/aɪ ɛm ˈjuː/
noun — "a sensor system that measures motion, orientation, and acceleration."
IMU (Inertial Measurement Unit) is an electronic device that combines accelerometers, gyroscopes, and sometimes magnetometers to measure linear acceleration, angular velocity, and orientation of a moving object. IMUs are critical in navigation and control systems where GPS or other external references may be unavailable or unreliable, such as drones, autonomous vehicles, spacecraft, robotics, and IoT devices. They allow systems to track motion and estimate position through dead reckoning.
Technically, an IMU integrates multiple sensors into a single module. Accelerometers measure acceleration along three orthogonal axes, gyroscopes detect rotational motion around those axes, and magnetometers provide heading relative to the Earth’s magnetic field. Sensor outputs are fused using algorithms such as Kalman filters to estimate orientation, velocity, and position. High-performance IMUs may include gyroscopes with low bias drift and accelerometers with low noise floors for precise navigation.
Key characteristics of IMUs include:
- Multi-axis sensing: captures motion in three dimensions for comprehensive navigation.
- Sensor fusion: combines accelerometer, gyroscope, and magnetometer data for accurate orientation and motion estimation.
- Drift and bias management: requires calibration and filtering to reduce cumulative errors over time.
- High sampling rates: supports fast and dynamic movement tracking.

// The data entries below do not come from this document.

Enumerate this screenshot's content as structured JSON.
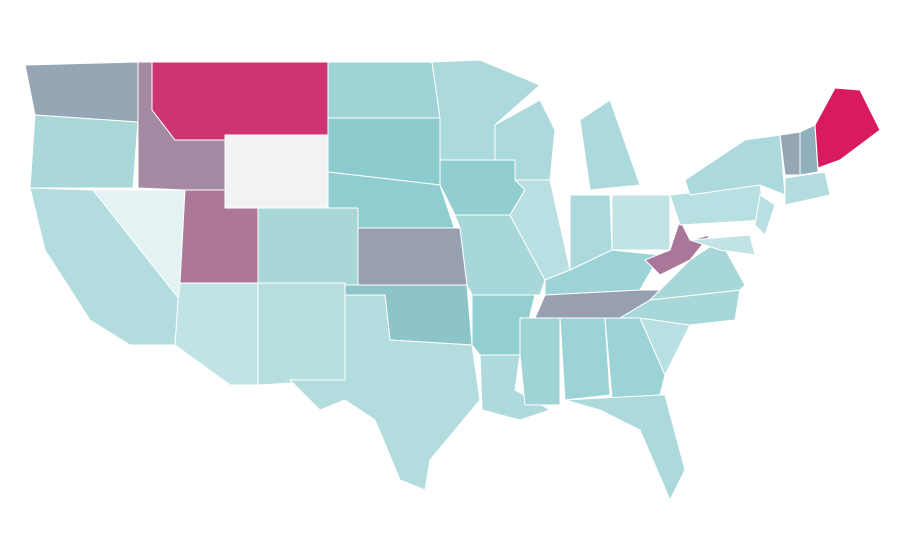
{
  "map": {
    "regions": [
      {
        "color": "#97a6b4"
      },
      {
        "color": "#aad8d9"
      },
      {
        "color": "#b3dcde"
      },
      {
        "color": "#e4f2f3"
      },
      {
        "color": "#a58aa3"
      },
      {
        "color": "#cc3571"
      },
      {
        "color": "#f2f3f4"
      },
      {
        "color": "#ad7797"
      },
      {
        "color": "#a9d7d8"
      },
      {
        "color": "#c2e3e5"
      },
      {
        "color": "#b7dfe0"
      },
      {
        "color": "#a0d3d6"
      },
      {
        "color": "#8ccbce"
      },
      {
        "color": "#90cdd0"
      },
      {
        "color": "#979fb1"
      },
      {
        "color": "#8cc4c8"
      },
      {
        "color": "#b3dcde"
      },
      {
        "color": "#acd9dc"
      },
      {
        "color": "#92cdd0"
      },
      {
        "color": "#a8d7da"
      },
      {
        "color": "#93ced1"
      },
      {
        "color": "#afdadd"
      },
      {
        "color": "#acd9dc"
      },
      {
        "color": "#b8dfe1"
      },
      {
        "color": "#acd9dc"
      },
      {
        "color": "#acd9dc"
      },
      {
        "color": "#c2e3e5"
      },
      {
        "color": "#9bd3d6"
      },
      {
        "color": "#979fb1"
      },
      {
        "color": "#a0d3d6"
      },
      {
        "color": "#9bd3d6"
      },
      {
        "color": "#9bd3d6"
      },
      {
        "color": "#acd9dc"
      },
      {
        "color": "#b8dfe1"
      },
      {
        "color": "#a8d7da"
      },
      {
        "color": "#a8d7da"
      },
      {
        "color": "#a8779a"
      },
      {
        "color": "#b8dfe1"
      },
      {
        "color": "#acd9dc"
      },
      {
        "color": "#b8dfe1"
      },
      {
        "color": "#c2e3e5"
      },
      {
        "color": "#97a6b4"
      },
      {
        "color": "#8fb0bc"
      },
      {
        "color": "#d81b60"
      },
      {
        "color": "#b3dcde"
      }
    ]
  }
}
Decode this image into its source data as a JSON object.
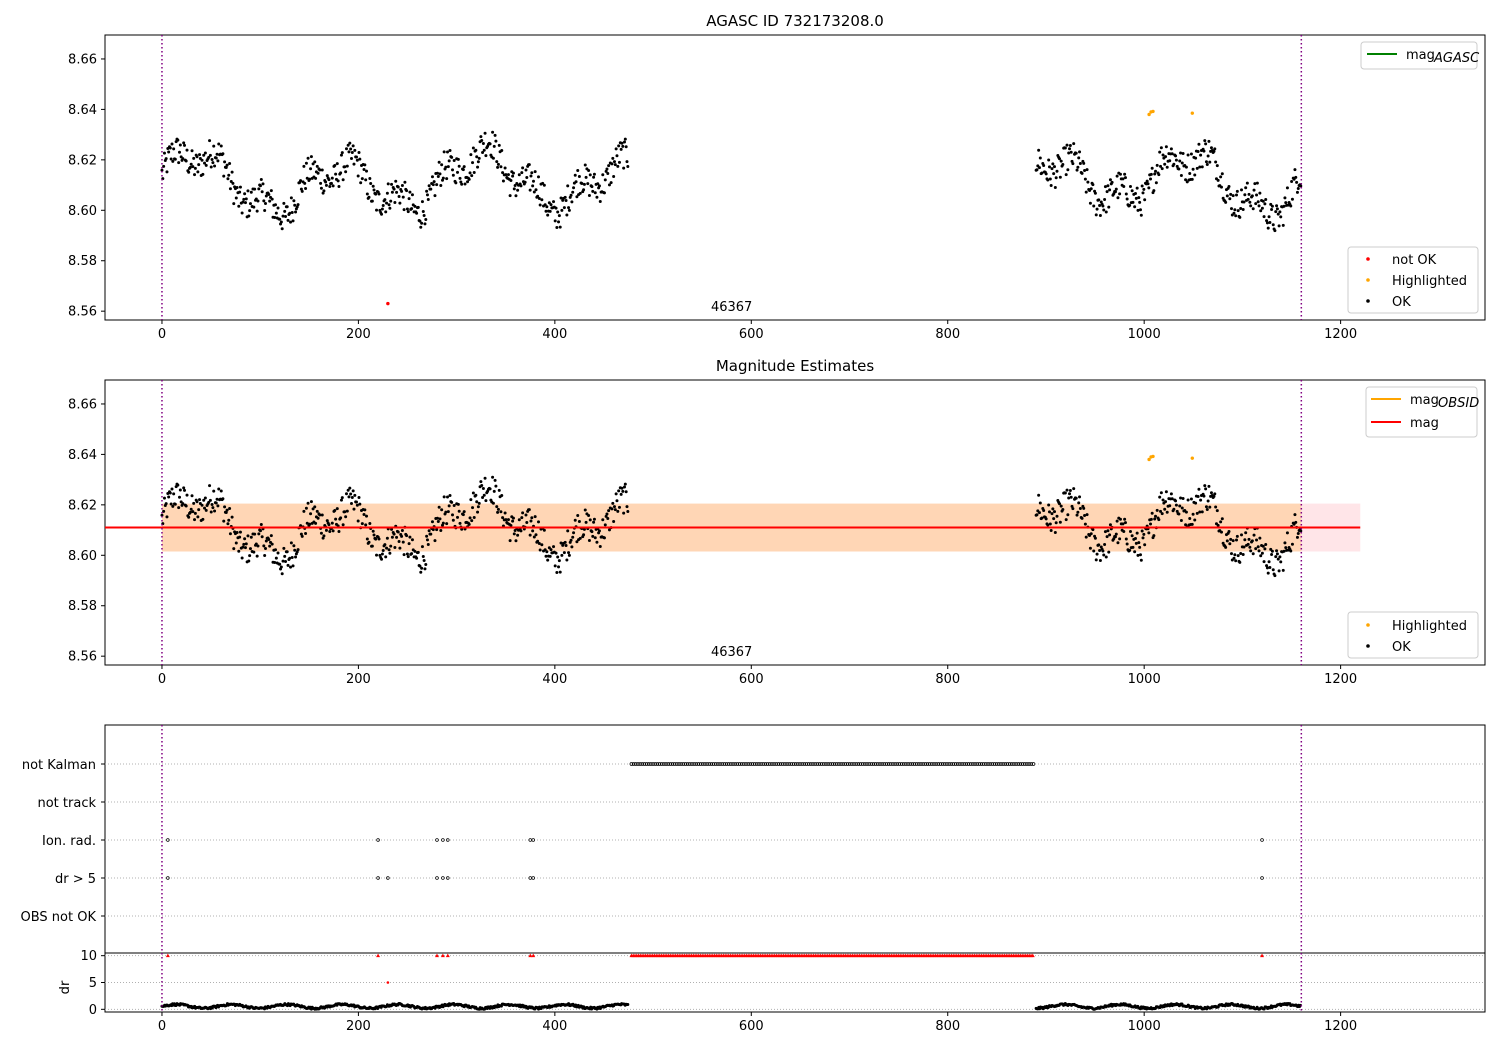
{
  "chart_data": [
    {
      "type": "scatter",
      "title": "AGASC ID 732173208.0",
      "xlabel": "",
      "ylabel": "",
      "xlim": [
        -58,
        1347
      ],
      "ylim": [
        8.5565,
        8.6695
      ],
      "x_ticks": [
        "0",
        "200",
        "400",
        "600",
        "800",
        "1000",
        "1200"
      ],
      "y_ticks": [
        "8.56",
        "8.58",
        "8.60",
        "8.62",
        "8.64",
        "8.66"
      ],
      "obsid_label": "46367",
      "obsid_boundaries": [
        0,
        1160
      ],
      "line_legend": [
        {
          "label_main": "mag",
          "label_sub": "AGASC",
          "color": "#008000"
        }
      ],
      "marker_legend": [
        {
          "label": "not OK",
          "color": "#ff0000"
        },
        {
          "label": "Highlighted",
          "color": "#ffa500"
        },
        {
          "label": "OK",
          "color": "#000000"
        }
      ],
      "series": [
        {
          "name": "OK",
          "color": "#000000",
          "segments": [
            [
              0,
              475
            ],
            [
              890,
              1160
            ]
          ]
        },
        {
          "name": "Highlighted",
          "color": "#ffa500",
          "points": [
            [
              1005,
              8.638
            ],
            [
              1007,
              8.639
            ],
            [
              1009,
              8.6392
            ],
            [
              1049,
              8.6385
            ]
          ]
        },
        {
          "name": "not OK",
          "color": "#ff0000",
          "points": [
            [
              230,
              8.563
            ]
          ]
        }
      ]
    },
    {
      "type": "scatter",
      "title": "Magnitude Estimates",
      "xlabel": "",
      "ylabel": "",
      "xlim": [
        -58,
        1347
      ],
      "ylim": [
        8.5565,
        8.6695
      ],
      "x_ticks": [
        "0",
        "200",
        "400",
        "600",
        "800",
        "1000",
        "1200"
      ],
      "y_ticks": [
        "8.56",
        "8.58",
        "8.60",
        "8.62",
        "8.64",
        "8.66"
      ],
      "obsid_label": "46367",
      "obsid_boundaries": [
        0,
        1160
      ],
      "mag_mean": 8.611,
      "band_obsid": {
        "x": [
          0,
          1160
        ],
        "y": [
          8.6015,
          8.6205
        ],
        "color": "#ffa500"
      },
      "band_agasc": {
        "x": [
          0,
          1220
        ],
        "y": [
          8.6015,
          8.6205
        ],
        "color": "#ff7b8a"
      },
      "line_legend": [
        {
          "label_main": "mag",
          "label_sub": "OBSID",
          "color": "#ffa500"
        },
        {
          "label_main": "mag",
          "label_sub": "",
          "color": "#ff0000"
        }
      ],
      "marker_legend": [
        {
          "label": "Highlighted",
          "color": "#ffa500"
        },
        {
          "label": "OK",
          "color": "#000000"
        }
      ],
      "series": [
        {
          "name": "OK",
          "color": "#000000",
          "segments": [
            [
              0,
              475
            ],
            [
              890,
              1160
            ]
          ]
        },
        {
          "name": "Highlighted",
          "color": "#ffa500",
          "points": [
            [
              1005,
              8.638
            ],
            [
              1007,
              8.639
            ],
            [
              1009,
              8.6392
            ],
            [
              1049,
              8.6385
            ]
          ]
        }
      ]
    },
    {
      "type": "scatter",
      "title": "",
      "xlim": [
        -58,
        1347
      ],
      "categories": [
        "not Kalman",
        "not track",
        "Ion. rad.",
        "dr > 5",
        "OBS not OK"
      ],
      "flags": {
        "not Kalman": [
          [
            478,
            888
          ]
        ],
        "not track": [],
        "Ion. rad.": [
          6,
          220,
          280,
          286,
          291,
          375,
          378,
          1120
        ],
        "dr > 5": [
          6,
          220,
          230,
          280,
          286,
          291,
          375,
          378,
          1120
        ],
        "OBS not OK": []
      },
      "obsid_boundaries": [
        0,
        1160
      ]
    },
    {
      "type": "scatter",
      "title": "",
      "ylabel": "dr",
      "xlim": [
        -58,
        1347
      ],
      "ylim": [
        -0.5,
        10.5
      ],
      "x_ticks": [
        "0",
        "200",
        "400",
        "600",
        "800",
        "1000",
        "1200"
      ],
      "y_ticks": [
        "0",
        "5",
        "10"
      ],
      "dr_clipped": {
        "value": 10,
        "color": "#ff0000",
        "points": [
          6,
          220,
          280,
          286,
          291,
          375,
          378,
          1120
        ],
        "ranges": [
          [
            478,
            888
          ]
        ]
      },
      "dr_mid": [
        [
          230,
          5
        ]
      ],
      "dr_series_segments": [
        [
          0,
          475
        ],
        [
          890,
          1160
        ]
      ],
      "obsid_boundaries": [
        0,
        1160
      ]
    }
  ]
}
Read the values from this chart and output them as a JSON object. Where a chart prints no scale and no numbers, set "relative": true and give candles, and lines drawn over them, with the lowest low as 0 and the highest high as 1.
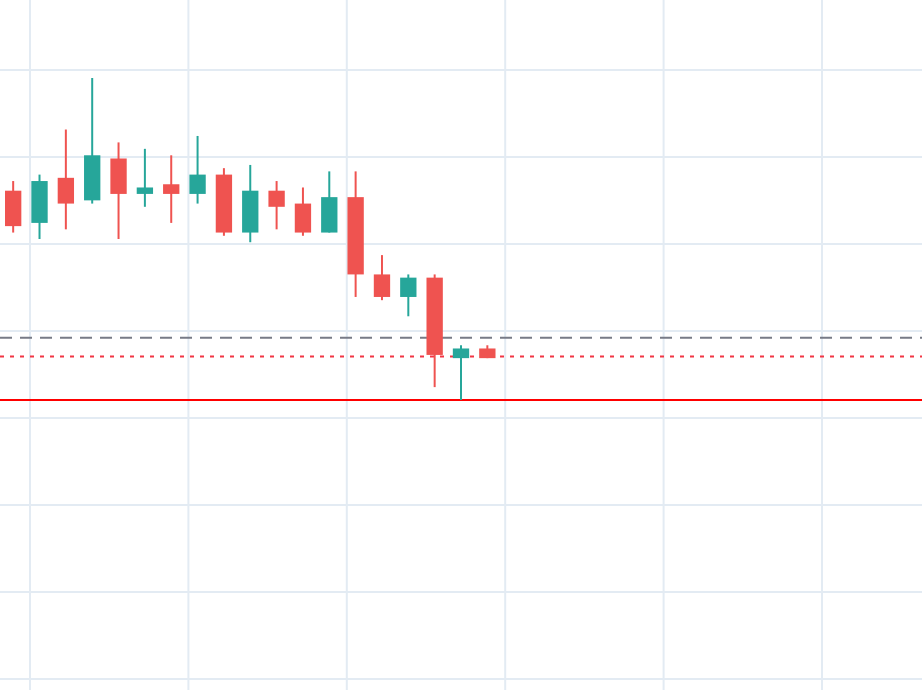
{
  "chart_data": {
    "type": "candlestick",
    "relative": true,
    "grid": true,
    "categories": [
      null,
      null,
      null,
      null,
      null,
      null,
      null,
      null,
      null,
      null,
      null,
      null,
      null,
      null,
      null,
      null,
      null,
      null,
      null,
      null,
      null,
      null,
      null,
      null,
      null,
      null,
      null,
      null,
      null,
      null,
      null,
      null,
      null,
      null,
      null
    ],
    "ohlc": [
      [
        0.65,
        0.68,
        0.52,
        0.54
      ],
      [
        0.55,
        0.7,
        0.5,
        0.68
      ],
      [
        0.69,
        0.84,
        0.53,
        0.61
      ],
      [
        0.62,
        1.0,
        0.61,
        0.76
      ],
      [
        0.75,
        0.8,
        0.5,
        0.64
      ],
      [
        0.64,
        0.78,
        0.6,
        0.66
      ],
      [
        0.67,
        0.76,
        0.55,
        0.64
      ],
      [
        0.64,
        0.82,
        0.61,
        0.7
      ],
      [
        0.7,
        0.72,
        0.51,
        0.52
      ],
      [
        0.52,
        0.73,
        0.49,
        0.65
      ],
      [
        0.65,
        0.68,
        0.53,
        0.6
      ],
      [
        0.61,
        0.66,
        0.51,
        0.52
      ],
      [
        0.52,
        0.71,
        0.52,
        0.63
      ],
      [
        0.63,
        0.71,
        0.32,
        0.39
      ],
      [
        0.39,
        0.45,
        0.31,
        0.32
      ],
      [
        0.32,
        0.39,
        0.26,
        0.38
      ],
      [
        0.38,
        0.39,
        0.04,
        0.14
      ],
      [
        0.13,
        0.17,
        0,
        0.16
      ],
      [
        0.16,
        0.17,
        0.13,
        0.13
      ],
      null,
      null,
      null,
      null,
      null,
      null,
      null,
      null,
      null,
      null,
      null,
      null,
      null,
      null,
      null,
      null
    ],
    "colors": [
      "#ef5350",
      "#26a69a",
      "#ef5350",
      "#26a69a",
      "#ef5350",
      "#26a69a",
      "#ef5350",
      "#26a69a",
      "#ef5350",
      "#26a69a",
      "#ef5350",
      "#ef5350",
      "#26a69a",
      "#ef5350",
      "#ef5350",
      "#26a69a",
      "#ef5350",
      "#26a69a",
      "#ef5350",
      null,
      null,
      null,
      null,
      null,
      null,
      null,
      null,
      null,
      null,
      null,
      null,
      null,
      null,
      null,
      null
    ],
    "ref_lines": [
      {
        "axis": "y",
        "value": 0.193,
        "label": null,
        "color": "#787b86",
        "line_style": "dashed"
      },
      {
        "axis": "y",
        "value": 0.135,
        "label": null,
        "color": "#f23645",
        "line_style": "dotted"
      },
      {
        "axis": "y",
        "value": 0,
        "label": null,
        "color": "#ff0000",
        "line_style": "solid"
      }
    ]
  }
}
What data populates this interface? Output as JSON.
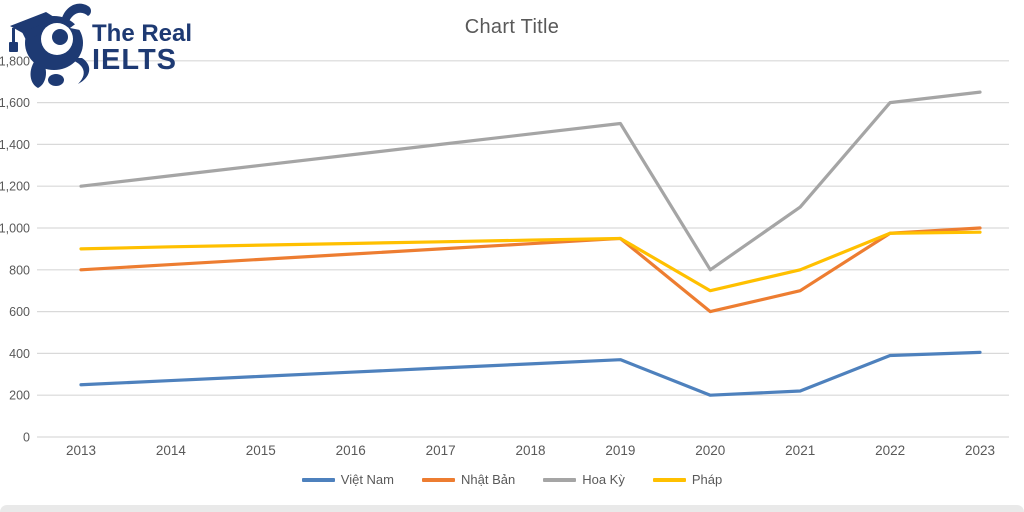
{
  "page": {
    "background": "#ffffff",
    "bottom_strip_color": "#e9e9e9"
  },
  "logo": {
    "line1": "The Real",
    "line2": "IELTS",
    "color": "#1e3a73"
  },
  "chart_data": {
    "type": "line",
    "title": "Chart Title",
    "x": [
      2013,
      2014,
      2015,
      2016,
      2017,
      2018,
      2019,
      2020,
      2021,
      2022,
      2023
    ],
    "series": [
      {
        "name": "Việt Nam",
        "color": "#4e81bd",
        "values": [
          250,
          270,
          290,
          310,
          330,
          350,
          370,
          200,
          220,
          390,
          405
        ]
      },
      {
        "name": "Nhật Bản",
        "color": "#ed7d31",
        "values": [
          800,
          825,
          850,
          875,
          900,
          925,
          950,
          600,
          700,
          975,
          1000
        ]
      },
      {
        "name": "Hoa Kỳ",
        "color": "#a5a5a5",
        "values": [
          1200,
          1250,
          1300,
          1350,
          1400,
          1450,
          1500,
          800,
          1100,
          1600,
          1650
        ]
      },
      {
        "name": "Pháp",
        "color": "#ffc000",
        "values": [
          900,
          910,
          918,
          926,
          934,
          942,
          950,
          700,
          800,
          975,
          980
        ]
      }
    ],
    "ylim": [
      0,
      1800
    ],
    "ytick_step": 200,
    "ytick_labels": [
      "0",
      "200",
      "400",
      "600",
      "800",
      "1,000",
      "1,200",
      "1,400",
      "1,600",
      "1,800"
    ],
    "grid": true,
    "gridline_color": "#d9d9d9",
    "axis_text_color": "#595959",
    "title_color": "#595959",
    "legend_position": "bottom",
    "xlabel": "",
    "ylabel": ""
  }
}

- Compact and robust: designed for embedded applications in drones, vehicles, and mobile devices.
In practical workflows, IMUs are used in autonomous drones to maintain stable flight when GPS signals are weak or blocked. For example, a drone may use the IMU to detect pitch, roll, and yaw changes, feeding this data into the flight controller to adjust motor outputs in real time. In robotics, IMUs help track movement through indoor environments, supplementing visual or lidar-based navigation. In IoT devices, they can monitor vibration, motion, or orientation for analytics and control.
Conceptually, an IMU is like the inner ear of a machine: it senses every tilt, turn, and acceleration, providing the system with a sense of balance and spatial awareness even when external cues are absent.
Intuition anchor: IMUs act as the proprioception of devices, enabling accurate navigation, motion tracking, and orientation in environments where external references are limited or unavailable.